O trabalho forçado durante a dominação colonial portuguesa teve “consequências terríveis” para o desenvolvimento dos países africanos de língua portuguesa, afirmou o Professor Miguel Bandeira Jerónimo numa entrevista á Voz da América.
Bandeira Jerónimo é autor da obra recente “Livros brancos, almas negas: a ´missão civilizadora´ do colonialismo português” em que aborda o fenómeno do “trabalho forçado” durante o império colonial português em África, algo que ainda hoje marca a situação nesses países.
A politica de trabalho forçado como “instrumento de civilização” levou a que fossem ignorados aspectos como a educação algo que só muito tardiamente as autoridades coloniais tentaram remediar.
Miguel Bandeira Jerónimo, professor visitante na Universidade de Brown, nos Estados Unidos, afirma que o trabalho forçado é o resultado daquilo que ele considera ser a pedra basilar e fundamental na emergência e consolidação do império português em África, nomeadamente a “racialização “ do mundo colonial.
“Racialização” disse ele, serve para descrever o modo como no interior de uma determinada sociedade se categorizam as populações do ponto de vista racial.
É também o modo como as instituições “ nomeadamente o estado colabora nesse processo” e no caso português as categorias raciais foram usadas para organizar o império.
O Professor Jerónimo fez uma distinção entre o modo como o estado e as instituições politicas pensavam “ de um ponto de vista racial” e o racismo.
O racismo, disse, “tem muito mais a ver com práticas de distinção e diferenciação e de discriminação racial enquanto que a racialização é um processo mais global”, embora “sejam questões associadas”.
Para o Professor Jerónimo o trabalho forçado “ foi uma constante” do império colonial português em África, abolido apenas oficialmente em 1961/62 “já muito próximo do fim do império”.
A razão porque o trabalho forçado jogou um papel tão preponderante na política colonial portuguesa “tem muito a ver com o modo racializado” com que as autoridades políticas portuguesas pensaram o império.
“O modo como se pensava que o trabalho forçado era um instrumento de civilização tinha muito a ver com um determinado conjunto de pressupostos raciais que governavam o espírito e as leis das autoridades e do estado português,” disse.
A “missão de civilização” do império português assentou essencialmente no trabalho “como única forma para civilizar as populações nativas”.

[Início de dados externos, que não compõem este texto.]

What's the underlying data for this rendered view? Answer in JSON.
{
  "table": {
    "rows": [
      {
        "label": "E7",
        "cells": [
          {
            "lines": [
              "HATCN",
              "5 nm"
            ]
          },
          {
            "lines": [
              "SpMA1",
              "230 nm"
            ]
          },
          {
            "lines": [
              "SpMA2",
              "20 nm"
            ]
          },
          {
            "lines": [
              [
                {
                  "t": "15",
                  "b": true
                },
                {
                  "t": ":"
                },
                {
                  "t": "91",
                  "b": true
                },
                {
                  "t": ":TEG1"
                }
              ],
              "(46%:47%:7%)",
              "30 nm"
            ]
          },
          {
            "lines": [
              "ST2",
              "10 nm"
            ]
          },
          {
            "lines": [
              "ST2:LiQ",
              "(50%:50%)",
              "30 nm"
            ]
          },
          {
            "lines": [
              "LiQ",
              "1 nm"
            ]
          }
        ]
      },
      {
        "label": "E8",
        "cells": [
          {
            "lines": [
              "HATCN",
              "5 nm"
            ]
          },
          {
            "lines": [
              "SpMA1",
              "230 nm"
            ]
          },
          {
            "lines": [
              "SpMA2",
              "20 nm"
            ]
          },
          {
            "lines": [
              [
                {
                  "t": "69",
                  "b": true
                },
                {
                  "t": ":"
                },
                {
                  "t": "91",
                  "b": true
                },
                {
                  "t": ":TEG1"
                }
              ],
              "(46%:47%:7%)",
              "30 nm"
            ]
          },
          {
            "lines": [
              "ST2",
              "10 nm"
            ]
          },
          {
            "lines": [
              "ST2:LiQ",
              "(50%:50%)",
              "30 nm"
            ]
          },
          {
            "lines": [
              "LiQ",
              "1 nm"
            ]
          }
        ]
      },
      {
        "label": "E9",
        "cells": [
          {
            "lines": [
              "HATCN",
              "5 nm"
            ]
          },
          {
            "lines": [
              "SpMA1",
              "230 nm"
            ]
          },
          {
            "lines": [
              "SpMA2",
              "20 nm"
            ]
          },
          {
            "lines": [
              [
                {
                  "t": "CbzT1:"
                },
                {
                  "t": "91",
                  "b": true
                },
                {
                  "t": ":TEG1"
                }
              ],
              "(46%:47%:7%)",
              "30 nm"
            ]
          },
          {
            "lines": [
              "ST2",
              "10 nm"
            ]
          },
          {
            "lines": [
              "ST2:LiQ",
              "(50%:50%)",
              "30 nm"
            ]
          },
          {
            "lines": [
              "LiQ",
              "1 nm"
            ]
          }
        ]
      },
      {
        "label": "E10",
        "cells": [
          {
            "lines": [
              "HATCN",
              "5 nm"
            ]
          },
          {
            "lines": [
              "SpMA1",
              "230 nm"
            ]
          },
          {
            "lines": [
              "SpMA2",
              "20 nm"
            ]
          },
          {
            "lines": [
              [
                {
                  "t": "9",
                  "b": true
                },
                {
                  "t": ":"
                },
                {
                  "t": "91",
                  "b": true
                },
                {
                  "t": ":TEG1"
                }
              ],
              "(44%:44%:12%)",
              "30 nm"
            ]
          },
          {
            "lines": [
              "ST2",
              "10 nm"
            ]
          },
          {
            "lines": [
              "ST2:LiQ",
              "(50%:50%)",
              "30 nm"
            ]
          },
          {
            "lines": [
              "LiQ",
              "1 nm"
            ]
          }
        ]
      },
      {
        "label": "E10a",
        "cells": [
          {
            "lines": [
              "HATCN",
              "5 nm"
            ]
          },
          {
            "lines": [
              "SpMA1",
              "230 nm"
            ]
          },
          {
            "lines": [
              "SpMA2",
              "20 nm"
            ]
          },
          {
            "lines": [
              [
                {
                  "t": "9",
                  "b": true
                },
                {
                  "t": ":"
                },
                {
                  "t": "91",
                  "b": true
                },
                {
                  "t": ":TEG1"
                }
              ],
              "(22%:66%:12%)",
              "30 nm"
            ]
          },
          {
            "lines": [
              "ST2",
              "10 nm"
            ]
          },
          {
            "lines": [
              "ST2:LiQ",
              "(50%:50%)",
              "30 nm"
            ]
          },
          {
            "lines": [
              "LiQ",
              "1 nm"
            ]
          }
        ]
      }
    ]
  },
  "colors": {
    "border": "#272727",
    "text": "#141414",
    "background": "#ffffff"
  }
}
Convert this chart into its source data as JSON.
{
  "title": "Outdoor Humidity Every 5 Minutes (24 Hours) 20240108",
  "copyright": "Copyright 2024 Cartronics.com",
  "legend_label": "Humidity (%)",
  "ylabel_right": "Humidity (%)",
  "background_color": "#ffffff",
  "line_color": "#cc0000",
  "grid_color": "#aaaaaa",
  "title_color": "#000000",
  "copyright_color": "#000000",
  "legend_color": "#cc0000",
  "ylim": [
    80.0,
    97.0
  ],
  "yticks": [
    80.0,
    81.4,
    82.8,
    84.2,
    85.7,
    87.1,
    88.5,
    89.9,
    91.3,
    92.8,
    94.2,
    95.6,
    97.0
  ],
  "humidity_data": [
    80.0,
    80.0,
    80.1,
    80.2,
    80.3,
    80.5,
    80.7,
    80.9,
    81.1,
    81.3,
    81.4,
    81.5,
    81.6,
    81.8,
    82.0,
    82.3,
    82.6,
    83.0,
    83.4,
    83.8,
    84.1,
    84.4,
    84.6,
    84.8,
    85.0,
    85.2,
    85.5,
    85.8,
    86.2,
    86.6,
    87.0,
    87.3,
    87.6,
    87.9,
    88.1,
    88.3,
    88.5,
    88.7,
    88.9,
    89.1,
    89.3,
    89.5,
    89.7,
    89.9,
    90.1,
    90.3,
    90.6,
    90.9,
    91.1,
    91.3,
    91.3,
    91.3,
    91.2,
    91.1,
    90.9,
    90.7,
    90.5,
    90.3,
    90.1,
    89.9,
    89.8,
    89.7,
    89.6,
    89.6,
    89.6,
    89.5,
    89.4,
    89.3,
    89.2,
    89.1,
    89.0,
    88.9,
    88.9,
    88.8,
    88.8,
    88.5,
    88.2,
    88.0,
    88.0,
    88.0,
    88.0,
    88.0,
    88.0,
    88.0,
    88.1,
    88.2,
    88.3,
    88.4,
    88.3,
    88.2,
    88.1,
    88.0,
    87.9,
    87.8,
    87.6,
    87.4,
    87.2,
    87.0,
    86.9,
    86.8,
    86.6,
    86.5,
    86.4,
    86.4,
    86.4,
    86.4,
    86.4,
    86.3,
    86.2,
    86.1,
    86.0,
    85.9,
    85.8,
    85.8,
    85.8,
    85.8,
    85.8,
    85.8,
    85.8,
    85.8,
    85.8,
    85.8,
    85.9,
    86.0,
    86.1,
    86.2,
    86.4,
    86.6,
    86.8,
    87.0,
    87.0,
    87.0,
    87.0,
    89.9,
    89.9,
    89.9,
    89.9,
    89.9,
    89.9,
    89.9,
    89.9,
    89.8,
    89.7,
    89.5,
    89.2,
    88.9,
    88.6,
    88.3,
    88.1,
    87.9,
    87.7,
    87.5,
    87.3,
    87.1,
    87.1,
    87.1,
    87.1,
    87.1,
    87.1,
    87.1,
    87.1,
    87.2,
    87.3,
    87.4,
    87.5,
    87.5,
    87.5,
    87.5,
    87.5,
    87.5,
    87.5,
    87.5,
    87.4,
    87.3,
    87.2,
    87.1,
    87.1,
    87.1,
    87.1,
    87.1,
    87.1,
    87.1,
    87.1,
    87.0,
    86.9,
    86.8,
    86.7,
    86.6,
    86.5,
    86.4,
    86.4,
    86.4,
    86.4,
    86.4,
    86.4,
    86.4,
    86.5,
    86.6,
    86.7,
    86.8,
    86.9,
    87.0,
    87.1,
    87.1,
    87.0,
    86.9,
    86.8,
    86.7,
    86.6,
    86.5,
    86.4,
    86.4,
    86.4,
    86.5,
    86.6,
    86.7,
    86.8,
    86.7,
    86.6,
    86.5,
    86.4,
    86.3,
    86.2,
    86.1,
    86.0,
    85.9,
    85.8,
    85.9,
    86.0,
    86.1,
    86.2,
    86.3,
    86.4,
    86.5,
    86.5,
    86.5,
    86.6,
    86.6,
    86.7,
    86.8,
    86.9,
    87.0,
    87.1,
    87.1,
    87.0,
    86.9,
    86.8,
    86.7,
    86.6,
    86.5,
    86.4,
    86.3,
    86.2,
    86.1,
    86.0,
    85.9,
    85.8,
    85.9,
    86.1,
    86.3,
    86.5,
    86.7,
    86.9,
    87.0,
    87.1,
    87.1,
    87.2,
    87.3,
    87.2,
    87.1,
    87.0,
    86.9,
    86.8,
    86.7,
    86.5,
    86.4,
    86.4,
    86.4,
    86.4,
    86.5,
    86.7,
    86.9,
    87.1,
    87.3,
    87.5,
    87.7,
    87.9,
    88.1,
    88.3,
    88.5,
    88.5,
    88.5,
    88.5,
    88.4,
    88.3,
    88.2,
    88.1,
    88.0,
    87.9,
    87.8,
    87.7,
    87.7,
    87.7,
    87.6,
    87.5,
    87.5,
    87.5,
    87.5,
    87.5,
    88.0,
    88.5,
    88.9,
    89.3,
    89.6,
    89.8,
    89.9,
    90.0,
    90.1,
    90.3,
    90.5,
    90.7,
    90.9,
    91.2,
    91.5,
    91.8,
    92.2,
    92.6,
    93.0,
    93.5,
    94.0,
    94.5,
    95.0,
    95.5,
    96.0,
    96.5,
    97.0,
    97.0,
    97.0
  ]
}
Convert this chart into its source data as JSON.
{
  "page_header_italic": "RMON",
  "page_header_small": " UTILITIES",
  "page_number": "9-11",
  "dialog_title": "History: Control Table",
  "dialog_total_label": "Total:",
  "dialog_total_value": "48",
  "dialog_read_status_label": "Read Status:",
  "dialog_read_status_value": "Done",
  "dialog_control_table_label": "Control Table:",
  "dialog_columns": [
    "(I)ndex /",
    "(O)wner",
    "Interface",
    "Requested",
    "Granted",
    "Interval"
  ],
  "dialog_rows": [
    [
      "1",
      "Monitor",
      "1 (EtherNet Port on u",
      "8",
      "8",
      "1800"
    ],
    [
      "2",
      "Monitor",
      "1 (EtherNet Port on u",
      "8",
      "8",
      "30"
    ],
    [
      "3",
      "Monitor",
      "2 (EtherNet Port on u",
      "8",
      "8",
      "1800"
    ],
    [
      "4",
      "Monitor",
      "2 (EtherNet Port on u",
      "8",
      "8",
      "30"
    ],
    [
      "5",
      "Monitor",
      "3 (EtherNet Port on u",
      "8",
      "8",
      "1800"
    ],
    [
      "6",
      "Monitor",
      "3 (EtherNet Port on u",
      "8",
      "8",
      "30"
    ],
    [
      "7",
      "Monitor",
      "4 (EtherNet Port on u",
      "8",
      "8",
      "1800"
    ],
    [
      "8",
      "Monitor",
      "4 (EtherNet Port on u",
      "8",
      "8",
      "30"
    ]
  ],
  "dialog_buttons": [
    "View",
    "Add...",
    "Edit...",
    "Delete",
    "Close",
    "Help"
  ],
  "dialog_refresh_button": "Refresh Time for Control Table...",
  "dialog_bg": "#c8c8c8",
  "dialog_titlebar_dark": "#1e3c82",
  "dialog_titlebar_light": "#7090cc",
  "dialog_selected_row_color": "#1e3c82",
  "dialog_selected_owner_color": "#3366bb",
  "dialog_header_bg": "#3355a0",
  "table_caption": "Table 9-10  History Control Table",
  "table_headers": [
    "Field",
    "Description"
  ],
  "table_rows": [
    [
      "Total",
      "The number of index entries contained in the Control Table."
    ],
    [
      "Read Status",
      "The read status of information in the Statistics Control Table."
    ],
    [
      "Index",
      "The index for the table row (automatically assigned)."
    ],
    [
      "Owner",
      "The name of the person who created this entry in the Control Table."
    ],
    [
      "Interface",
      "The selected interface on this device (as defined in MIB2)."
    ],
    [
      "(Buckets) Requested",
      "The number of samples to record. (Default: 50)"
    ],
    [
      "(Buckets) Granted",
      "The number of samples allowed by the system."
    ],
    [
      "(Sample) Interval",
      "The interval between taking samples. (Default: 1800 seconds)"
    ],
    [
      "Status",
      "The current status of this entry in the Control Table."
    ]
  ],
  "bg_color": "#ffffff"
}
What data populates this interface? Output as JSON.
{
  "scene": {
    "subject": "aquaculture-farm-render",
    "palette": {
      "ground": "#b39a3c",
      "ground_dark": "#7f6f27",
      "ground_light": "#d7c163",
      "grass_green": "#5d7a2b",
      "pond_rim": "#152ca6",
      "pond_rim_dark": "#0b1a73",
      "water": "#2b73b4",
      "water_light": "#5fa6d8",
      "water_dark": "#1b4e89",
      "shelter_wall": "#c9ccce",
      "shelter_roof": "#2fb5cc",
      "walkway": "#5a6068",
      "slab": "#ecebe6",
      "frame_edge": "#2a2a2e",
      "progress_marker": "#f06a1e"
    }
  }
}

“É uma visão racializada e claramente racista que está na origem de uma determinada missão civilizadora que teria o trabalho forçado como instrumento fundamental,” acrescentou.
Essa visão está também associada à perspectiva do império como “um espaço de exploração económica”.
Essas duas perspectivas, acrescentou, “andaram sempre de mão dada” e seria um erro tentar separa-las.
“É impossível pensar uma sem associar a outra,” disse.
A aplicação do trabalho forçado foi feita através de instrumentos como o “imposto de palhota”, a “punição da vadiagem (muito utilizado e bastante arbitrário)”.
“Havia muitos métodos directos e indirectos para forçar os africanos a trabalhar ora para o estado ora para as empresas privadas,” disse o Professor Jerónimo.
Muitas vezes o trabalho forçado era “apenas um mecanismo indirecto do estado colonial português fornecer mão-de-obra às empresas privadas”.
O impacto desta política foi “muito negativo” já que “o que se apostou num mercado de trabalho forçado não se apostou por exemplo no desenvolvimento da instrução”.
“ O desenvolvimento de um sistema escolar no império português é muito, muito tardio,” disse o professor acrescentando que foi apenas nos anos 50 “ou mais significativamente nos anos 60” que isso aconteceu algo que descreveu de “muito tardio”.
“Isto tem consequências terríveis e claramente contribuiu para o sub desenvolvimento dos países que outrora fizeram parte do império português,” acrescentou.
Miguel Bandeira Jerónimo é professor visitante na Universidade de Brown aqui nos Estados Unidos onde se encontra com o apoio da Fundação Luso Americana para o Desenvolvimento, FLAD. É doutorado pelo King's College em Londres.